Estava muito perto de chocar depois do ritual, então… talvez elas só quisessem mudar o ninho para sua cidade? Sim, isso faz sentido. E como Jake era o único deles com mãos, ele certamente seria o melhor para carregar o ovo. Vamos nessa, pensou Jake, tentando se iludir.

A viagem de volta foi muito relaxante. As duas aves e um humano já haviam passado algumas horas descansando após o ritual para regenerar alguns recursos antes de partir, então não era que estivessem cansados.

Todos eles simplesmente desfrutaram de um voo relaxante, a Hawkie ainda dando pequenas dicas aqui e ali, mas claramente não ousando bicar Jake mais. Não porque tinha medo de seu poderoso poder, entenda bem, mas porque ele estava carregando o ovo.

Jake se perguntou como a pequena cidade havia se desenvolvido enquanto ele estava fora. Eles tinham cerca de 60 pessoas quando ele partiu, e ele duvidava que tivessem ganhado muitas mais. Estava localizada em um local muito remoto, e não era como se eles estivessem realmente recrutando. Bem, ele não sabia realmente se estavam… ele era um pouco "mão-leve".

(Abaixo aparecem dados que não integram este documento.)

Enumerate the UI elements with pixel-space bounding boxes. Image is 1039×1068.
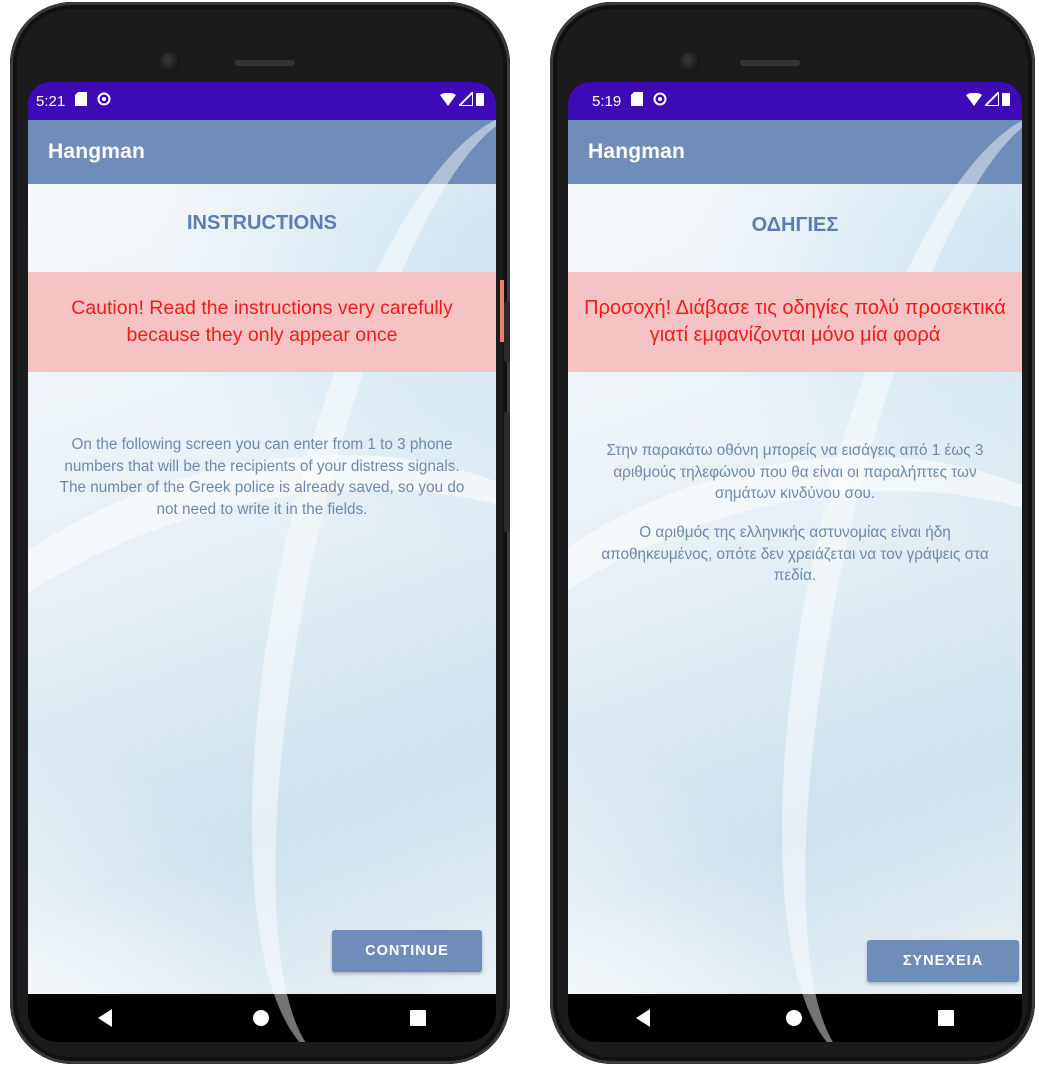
caution-banner: Caution! Read the instructions very care… <box>28 272 496 372</box>
caution-banner: Προσοχή! Διάβασε τις οδηγίες πολύ προσεκ… <box>568 272 1022 372</box>
status-time: 5:19 <box>592 92 622 110</box>
sync-icon <box>97 92 111 110</box>
status-bar: 5:21 <box>28 82 496 120</box>
signal-icon <box>982 89 1000 110</box>
phone-left: 5:21 Hangman INSTRUCTIONS Caution! Read … <box>10 2 510 1064</box>
wifi-icon <box>966 92 982 110</box>
sync-icon <box>653 92 667 110</box>
status-bar: 5:19 <box>568 82 1022 120</box>
content-area: ΟΔΗΓΙΕΣ Προσοχή! Διάβασε τις οδηγίες πολ… <box>568 184 1022 994</box>
front-camera <box>680 52 700 72</box>
continue-button[interactable]: ΣΥΝΕΧΕΙΑ <box>867 940 1019 982</box>
sd-card-icon <box>75 92 88 110</box>
page-title: INSTRUCTIONS <box>187 212 337 234</box>
page-title: ΟΔΗΓΙΕΣ <box>751 214 839 236</box>
earpiece-speaker <box>740 60 800 66</box>
earpiece-speaker <box>235 60 295 66</box>
screen: 5:19 Hangman ΟΔΗΓΙΕΣ Προσοχή! Διάβασε τι… <box>568 82 1022 1042</box>
continue-button[interactable]: CONTINUE <box>332 930 482 972</box>
app-bar-title: Hangman <box>28 120 496 184</box>
sd-card-icon <box>631 92 644 110</box>
signal-icon <box>456 89 474 110</box>
phone-right: 5:19 Hangman ΟΔΗΓΙΕΣ Προσοχή! Διάβασε τι… <box>550 2 1035 1064</box>
volume-button <box>504 302 510 362</box>
wifi-icon <box>440 92 456 110</box>
status-time: 5:21 <box>36 92 66 110</box>
app-bar-title: Hangman <box>568 120 1022 184</box>
battery-icon <box>476 92 484 110</box>
content-area: INSTRUCTIONS Caution! Read the instructi… <box>28 184 496 994</box>
edge-accent <box>500 280 504 342</box>
front-camera <box>160 52 180 72</box>
power-button <box>504 412 510 532</box>
instructions-text: Στην παρακάτω οθόνη μπορείς να εισάγεις … <box>606 442 984 502</box>
instructions-text-2: Ο αριθμός της ελληνικής αστυνομίας είναι… <box>601 524 989 584</box>
screen: 5:21 Hangman INSTRUCTIONS Caution! Read … <box>28 82 496 1042</box>
instructions-text: On the following screen you can enter fr… <box>59 436 465 518</box>
battery-icon <box>1002 92 1010 110</box>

Fazia mais de duas semanas desde que ele havia partido da última vez, deixando Miranda, Neil e Hank para lidar com tudo. Ele não tinha medo de algum desastre acontecer com Neil e seu grupo por perto… além disso, sua intuição lhe dizia que as coisas estavam bem.

Toda a questão da cidade era muito paradoxal. Por um lado, ele estava ciente de que ter uma cidade movimentada sob sua propriedade poderia lhe render inúmeras recompensas, mas por outro lado… parecia muita "treta" para lidar.

Bem, muita treta para a Miranda lidar… ele riu, recebendo um olhar de ambas as gaviões, que nem sequer se deram ao trabalho de questionar a estranheza do humano.

Ele provavelmente deveria ser um chefe menos "péssimo" e pelo menos ouvir as preocupações dela. Adotar o estilo de liderança visionário/guru? Bem, com menos pretensão.

Jake já tinha seu próximo plano pronto, e este incluía ficar parado por um tempo, então ele teria tempo para lidar com algumas coisas de "construir uma cidade mágica no meio de uma floresta".

Jake avistou as árvores familiares e o pequeno buraco nas copas que marcava seu vale ao longe. Ele sentiu que eles entraram no alcance do Pylon pouco depois, ambas as aves claramente também percebendo a peculiaridade da área.

"Relaxem, esta é minha área", explicou ele.

Embora não fosse uma explicação muito elaborada, ambas simplesmente aceitaram sem mais perguntas enquanto o seguiam até o vale abaixo. Jake viu que a barreira ao redor da cabana ainda estava ativa e, pelo visto, ninguém havia ido até lá desde que ele partiu.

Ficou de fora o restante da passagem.